Canada is expected to benefit from South Korea’s decision to temporarily remove a 25 per cent tariff on imported pork as Seoul tries to stabilize pork prices during a severe outbreak of foot-and-mouth disease.
“The temporary removal of the tariff on pork by South Korea will create a vacuum for all major shippers of pork, including Canada,” said Martin Rice, executive director with the Canadian Pork Council.
Canada’s shipment of pork to South Korea prior to October 2010 had been averaging between 2,500 to 4,500 tonnes, he said.
However, when the foot-and-mouth situation began to get worse, shipments of Canadian pork to South Korea increased to over 5,000 tonnes during October and November.
Rice felt Canadian pork shipments to South Korea during December 2010 and January 2011 would be in the 6,000- to 7,000-tonne range.
“The 60,000-tonne quota that South Korea has removed the tariff on is already being filled quickly,” Rice said. He speculated Canada would provide about a third of that pork product quota.
South Korea has been a good market for Canada’s pork, he said, given that the economy there still appears to be on the rise. Consumers in South Korea have been eager to buy meat products, including pork.

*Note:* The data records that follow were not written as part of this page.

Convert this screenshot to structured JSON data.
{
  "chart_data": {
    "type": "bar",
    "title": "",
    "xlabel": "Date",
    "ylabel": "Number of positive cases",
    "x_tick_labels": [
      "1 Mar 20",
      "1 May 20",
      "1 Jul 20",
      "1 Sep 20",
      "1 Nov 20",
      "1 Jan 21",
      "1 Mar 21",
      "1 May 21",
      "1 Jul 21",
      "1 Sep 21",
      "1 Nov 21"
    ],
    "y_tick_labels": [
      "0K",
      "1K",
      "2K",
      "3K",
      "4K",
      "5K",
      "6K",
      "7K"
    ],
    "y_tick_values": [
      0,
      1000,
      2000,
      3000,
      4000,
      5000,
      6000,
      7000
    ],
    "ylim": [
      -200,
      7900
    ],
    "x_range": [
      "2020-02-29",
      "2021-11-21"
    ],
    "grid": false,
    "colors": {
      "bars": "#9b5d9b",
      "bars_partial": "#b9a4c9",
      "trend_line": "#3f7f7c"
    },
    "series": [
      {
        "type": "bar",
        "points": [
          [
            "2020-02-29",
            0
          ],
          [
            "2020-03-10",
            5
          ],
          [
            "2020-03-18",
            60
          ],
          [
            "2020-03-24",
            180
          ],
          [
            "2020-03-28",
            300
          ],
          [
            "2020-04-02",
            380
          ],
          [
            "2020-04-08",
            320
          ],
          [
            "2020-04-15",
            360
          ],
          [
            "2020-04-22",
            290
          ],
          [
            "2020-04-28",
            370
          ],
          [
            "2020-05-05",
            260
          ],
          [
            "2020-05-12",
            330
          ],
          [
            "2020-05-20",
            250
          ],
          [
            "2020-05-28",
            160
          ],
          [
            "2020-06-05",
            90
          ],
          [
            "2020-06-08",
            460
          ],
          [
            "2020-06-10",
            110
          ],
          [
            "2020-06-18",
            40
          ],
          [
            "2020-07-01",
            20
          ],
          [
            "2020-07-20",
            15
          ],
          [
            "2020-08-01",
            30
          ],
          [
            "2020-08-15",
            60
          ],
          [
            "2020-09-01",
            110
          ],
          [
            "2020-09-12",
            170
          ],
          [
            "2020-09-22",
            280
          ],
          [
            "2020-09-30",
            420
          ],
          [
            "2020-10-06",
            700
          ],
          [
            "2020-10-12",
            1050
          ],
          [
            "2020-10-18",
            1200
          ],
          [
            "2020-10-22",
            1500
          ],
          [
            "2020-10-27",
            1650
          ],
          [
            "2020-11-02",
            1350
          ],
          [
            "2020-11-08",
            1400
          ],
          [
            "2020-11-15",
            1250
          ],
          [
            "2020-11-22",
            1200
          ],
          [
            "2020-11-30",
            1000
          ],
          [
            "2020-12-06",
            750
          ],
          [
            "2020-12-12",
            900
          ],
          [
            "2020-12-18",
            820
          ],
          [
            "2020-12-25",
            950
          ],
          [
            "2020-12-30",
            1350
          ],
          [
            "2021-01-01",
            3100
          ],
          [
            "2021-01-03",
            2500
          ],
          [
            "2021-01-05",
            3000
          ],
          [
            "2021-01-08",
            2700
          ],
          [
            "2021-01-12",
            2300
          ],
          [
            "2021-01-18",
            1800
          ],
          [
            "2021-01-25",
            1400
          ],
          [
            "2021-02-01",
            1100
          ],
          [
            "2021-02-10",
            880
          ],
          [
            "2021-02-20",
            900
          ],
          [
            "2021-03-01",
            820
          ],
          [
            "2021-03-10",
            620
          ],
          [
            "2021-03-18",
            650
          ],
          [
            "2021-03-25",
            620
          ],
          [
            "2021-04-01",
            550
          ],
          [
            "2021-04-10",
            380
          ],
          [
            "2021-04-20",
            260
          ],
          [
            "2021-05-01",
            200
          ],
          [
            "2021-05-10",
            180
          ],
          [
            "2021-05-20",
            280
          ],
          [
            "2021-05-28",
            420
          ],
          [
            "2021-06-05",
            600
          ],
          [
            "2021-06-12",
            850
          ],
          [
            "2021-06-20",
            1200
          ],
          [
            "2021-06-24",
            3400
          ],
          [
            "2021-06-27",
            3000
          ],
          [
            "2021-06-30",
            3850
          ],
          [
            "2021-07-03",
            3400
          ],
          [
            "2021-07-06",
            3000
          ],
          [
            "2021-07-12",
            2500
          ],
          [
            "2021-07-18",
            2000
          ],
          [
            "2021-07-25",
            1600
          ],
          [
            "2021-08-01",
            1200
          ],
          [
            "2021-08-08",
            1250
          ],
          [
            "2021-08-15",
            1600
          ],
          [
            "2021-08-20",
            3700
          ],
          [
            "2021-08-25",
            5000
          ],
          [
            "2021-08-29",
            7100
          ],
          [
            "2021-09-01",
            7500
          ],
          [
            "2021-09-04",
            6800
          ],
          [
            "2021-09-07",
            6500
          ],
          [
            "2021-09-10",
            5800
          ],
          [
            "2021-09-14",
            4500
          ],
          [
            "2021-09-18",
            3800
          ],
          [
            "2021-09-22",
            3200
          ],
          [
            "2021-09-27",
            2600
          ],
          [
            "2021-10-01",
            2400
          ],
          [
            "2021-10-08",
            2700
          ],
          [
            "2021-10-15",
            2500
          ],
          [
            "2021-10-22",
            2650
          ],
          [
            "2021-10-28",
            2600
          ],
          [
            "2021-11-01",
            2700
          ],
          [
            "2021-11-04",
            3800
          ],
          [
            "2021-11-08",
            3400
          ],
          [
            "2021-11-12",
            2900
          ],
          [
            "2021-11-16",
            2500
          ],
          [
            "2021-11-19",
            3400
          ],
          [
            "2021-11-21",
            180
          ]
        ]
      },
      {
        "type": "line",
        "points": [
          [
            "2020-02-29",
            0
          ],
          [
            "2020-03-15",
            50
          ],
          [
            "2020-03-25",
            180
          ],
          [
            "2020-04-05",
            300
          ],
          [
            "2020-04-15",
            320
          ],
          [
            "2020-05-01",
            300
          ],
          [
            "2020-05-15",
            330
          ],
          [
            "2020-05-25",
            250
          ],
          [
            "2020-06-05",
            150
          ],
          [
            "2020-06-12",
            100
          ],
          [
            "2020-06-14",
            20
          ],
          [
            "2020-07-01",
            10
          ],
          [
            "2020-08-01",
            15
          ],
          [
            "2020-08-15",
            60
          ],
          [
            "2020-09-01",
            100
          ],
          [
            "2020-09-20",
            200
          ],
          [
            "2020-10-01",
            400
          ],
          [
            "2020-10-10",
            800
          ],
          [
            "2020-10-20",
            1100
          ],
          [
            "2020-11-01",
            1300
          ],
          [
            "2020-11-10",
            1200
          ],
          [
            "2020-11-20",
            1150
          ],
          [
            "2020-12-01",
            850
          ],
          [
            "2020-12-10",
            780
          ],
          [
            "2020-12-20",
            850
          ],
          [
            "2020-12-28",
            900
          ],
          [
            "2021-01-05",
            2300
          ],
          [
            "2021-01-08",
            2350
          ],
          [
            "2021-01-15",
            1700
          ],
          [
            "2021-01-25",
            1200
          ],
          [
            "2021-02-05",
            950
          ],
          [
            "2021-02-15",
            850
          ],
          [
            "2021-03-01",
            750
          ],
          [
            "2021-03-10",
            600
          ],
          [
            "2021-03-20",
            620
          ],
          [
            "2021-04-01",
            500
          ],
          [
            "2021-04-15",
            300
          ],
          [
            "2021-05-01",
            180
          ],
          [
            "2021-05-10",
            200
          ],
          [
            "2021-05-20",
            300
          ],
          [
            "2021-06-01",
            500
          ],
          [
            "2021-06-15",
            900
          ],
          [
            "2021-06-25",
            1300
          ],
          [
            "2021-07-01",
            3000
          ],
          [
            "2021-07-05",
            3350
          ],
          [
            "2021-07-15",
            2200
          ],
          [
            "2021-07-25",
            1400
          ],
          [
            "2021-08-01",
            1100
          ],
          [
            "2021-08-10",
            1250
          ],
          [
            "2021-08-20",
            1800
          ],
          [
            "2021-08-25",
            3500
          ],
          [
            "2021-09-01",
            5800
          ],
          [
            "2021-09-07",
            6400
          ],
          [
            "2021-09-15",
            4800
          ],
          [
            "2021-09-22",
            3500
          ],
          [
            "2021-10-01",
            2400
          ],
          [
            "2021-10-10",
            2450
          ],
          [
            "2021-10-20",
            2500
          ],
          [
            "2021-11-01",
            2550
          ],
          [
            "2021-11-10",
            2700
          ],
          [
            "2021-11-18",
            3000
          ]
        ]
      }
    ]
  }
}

South Korea was said to be aggressively vaccinating all forms of animals susceptible to foot-and-mouth disease, including cattle, hogs and sheep. However, the recovery for South Korea’s hog industry due to the outbreak could take some time, Rice said.
Temporary easements aside, the Ottawa-based CPC on Jan. 12 was one of several meat and livestock groups urging the Canadian government to avoid further postponing its free trade talks with Seoul, after the U.S. and South Korea finalized their own bilateral trade deal last month.